Research Programs

Using Sensory Processing Constructs to Support Individuals in Daily Life

This line of research taps into knowledge from neuroscience, sensory integration, and family centered care domains to design and test applications for best practice assessment and intervention. We have discovered in very recent work that the same patterns of sensory processing exist in adults as we originally found in children, suggesting there may be some stable patterns of sensory processing across the life span that can guide our thinking and best practices. Therefore, we plan to conduct studies to refine the Adult Sensory Profile, to test it with disability groups and aging populations, and to design and test the Baby Sensory Profile for infants and toddlers.

Future directions:

In this area of research, the following types of questions remain to be addressed:

  • How work site planning and organizing might take in to account individual differences in sensory processing
  • What role does aging play in the interaction of sensory processing preferences with disability and risk factors
  • When certain sensory processing styles produce performance difficulties, how can adaptations be designed to prevent those difficulties.
  • Do specific patterns of sensory processing characterize specific disability groups?

Understanding Cognition and its Role in Quality of Life

This line of research applies knowledge from cognitive psychology to quality of life issues in aging, stroke, and mental illness.

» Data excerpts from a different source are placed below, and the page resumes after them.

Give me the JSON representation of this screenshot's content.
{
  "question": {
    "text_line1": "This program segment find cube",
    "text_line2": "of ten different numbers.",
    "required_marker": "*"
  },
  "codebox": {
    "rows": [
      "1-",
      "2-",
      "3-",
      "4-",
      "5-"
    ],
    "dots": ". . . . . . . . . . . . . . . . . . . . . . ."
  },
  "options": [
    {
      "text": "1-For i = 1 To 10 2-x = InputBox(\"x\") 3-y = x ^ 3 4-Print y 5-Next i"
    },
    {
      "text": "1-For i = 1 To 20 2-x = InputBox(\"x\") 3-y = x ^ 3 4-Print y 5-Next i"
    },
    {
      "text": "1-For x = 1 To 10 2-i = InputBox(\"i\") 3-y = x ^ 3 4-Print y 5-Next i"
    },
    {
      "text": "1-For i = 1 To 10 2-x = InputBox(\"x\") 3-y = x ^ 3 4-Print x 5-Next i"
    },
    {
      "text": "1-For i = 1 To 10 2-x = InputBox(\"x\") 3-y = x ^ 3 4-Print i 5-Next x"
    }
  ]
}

In the context of normal aging, our work focuses on exploring environmental parameters that affect the attentional abilities of young and older adults. We are particularly interested in visual information processing and how the control of eye movements affects the efficiency with which information is processed and activities are carried out in daily life.

In addition, work on cognitive abilities following stroke has identified attentional deficits among stroke survivors that are significantly associated with declines in quality of life. In addition to aging and stroke, another line of work examines the impact mental illness may have on information processing, and how that impact may affect daily life activities.

Future directions:

Work in this line of research may be expanded to address the following questions:

  • What is the role of attention in daily life function of individuals with stroke or Alzheimer's disease?
  • What factors most promote or interfere with efficient attentional functioning in healthy older adults?
  • How is the control of eye movements in visual information processing affected in normal aging, and what is the impact on daily activities such as reading and driving?
  • How is visual information processing affected in schizophrenia, and how does it affect daily life?